Kafka Backup and Disaster Recovery¶
MirrorMaker 2 multi-DC replication, backup strategies (topic-level, filesystem, metadata), and disaster recovery patterns (active-passive, active-active, stretch cluster, tiered storage).
MirrorMaker 2 - Multi-DC Replication¶
MM2 is built on Kafka Connect. Supports active-active, active-passive, and fan-out topologies.
Configuration¶
# mm2.properties
clusters = dc-east, dc-west
dc-east.bootstrap.servers = east-broker1:9092,east-broker2:9092,east-broker3:9092
dc-west.bootstrap.servers = west-broker1:9092,west-broker2:9092,west-broker3:9092
# Replicate east -> west
dc-east->dc-west.enabled = true
dc-east->dc-west.topics = orders, events, users
# Or regex: dc-east->dc-west.topics = .*
# Replicate west -> east (active-active)
dc-west->dc-east.enabled = true
dc-west->dc-east.topics = orders, events, users
# Prevent infinite replication loops
# MM2 prefixes remote topics: "dc-east.orders" on dc-west cluster
dc-west->dc-east.topics.exclude = dc-east\..*
dc-east->dc-west.topics.exclude = dc-west\..*
# Offset sync (consumers can failover with correct offsets)
emit.checkpoints.enabled = true
emit.checkpoints.interval.seconds = 60
sync.group.offsets.enabled = true
sync.group.offsets.interval.seconds = 60
# Replication tuning
replication.factor = 3
tasks.max = 4
offset-syncs.topic.replication.factor = 3
heartbeats.topic.replication.factor = 3
checkpoints.topic.replication.factor = 3
Launch¶
# Standalone mode
bin/connect-mirror-maker.sh config/mm2.properties
# Distributed mode (via Kafka Connect cluster)
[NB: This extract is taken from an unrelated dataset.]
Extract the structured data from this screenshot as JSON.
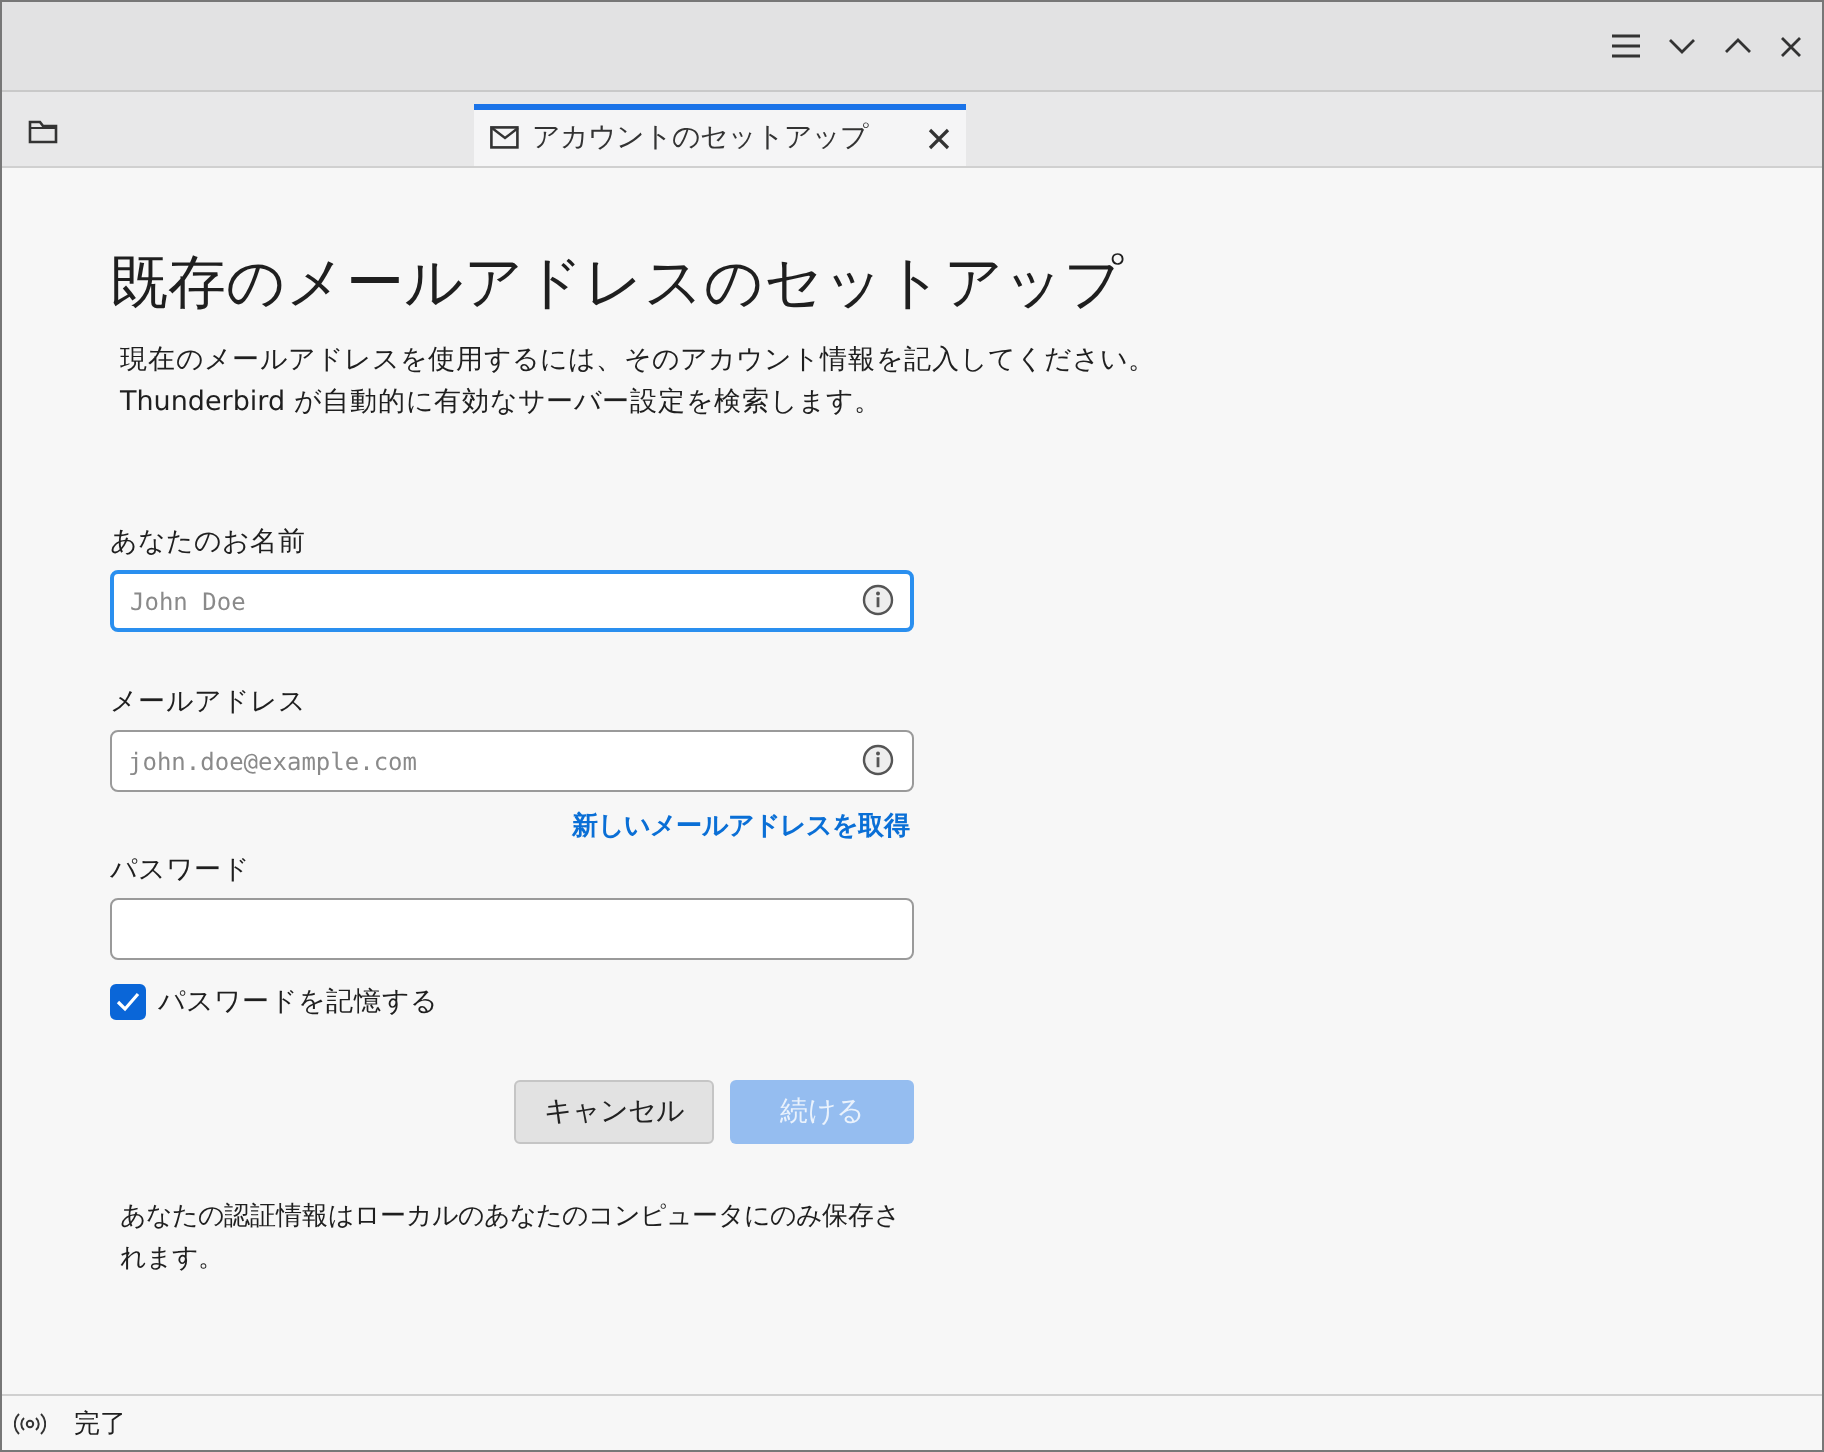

curl -X POST http://connect:8083/connectors -H "Content-Type: application/json" -d '{
"name": "mm2-dc-east-to-dc-west",
"config": {
"connector.class": "org.apache.kafka.connect.mirror.MirrorSourceConnector",
"source.cluster.alias": "dc-east",
"target.cluster.alias": "dc-west",
"source.cluster.bootstrap.servers": "east-broker1:9092",
"target.cluster.bootstrap.servers": "west-broker1:9092",
"topics": "orders,events,users",
"replication.factor": "3",
"tasks.max": "4"
}
}'
Consumer Failover with Offset Translation¶
# On dc-west, after dc-east failure:
# MM2 checkpoints store translated offsets in dc-west's
# "dc-east.checkpoints.internal" topic
kafka-console-consumer.sh --topic dc-east.checkpoints.internal \
--from-beginning --bootstrap-server west-broker1:9092 \
--property print.key=true | head
# Automated offset translation for consumer group failover:
kafka-consumer-groups.sh --bootstrap-server west-broker1:9092 \
--group my-app --reset-offsets --to-latest \
--topic dc-east.orders --execute
MM2 Monitoring¶
Key metrics (via JMX on Connect workers): - kafka.connect.mirror:type=MirrorSourceConnector,target=*,topic=*,partition=* - record-count, byte-rate, replication-latency-ms - Alert on replication-latency-ms-avg > 5000 (5s replication lag)
Backup Strategies¶
Kafka is not a database, but data loss scenarios exist.
1. Topic-Level Backup with kafka-consumer¶
# Dump topic to file (for smaller topics / config topics)
kafka-console-consumer.sh --bootstrap-server broker1:9092 \
--topic __consumer_offsets --from-beginning \
--timeout-ms 30000 \
--formatter "kafka.coordinator.group.GroupMetadataManager\$OffsetsMessageFormatter" \
> consumer_offsets_backup_$(date +%Y%m%d).txt
2. Filesystem-Level Backup¶
# Stop broker, snapshot log.dirs
sudo systemctl stop kafka
# Rsync partition data (preserves segment files, indexes, snapshots)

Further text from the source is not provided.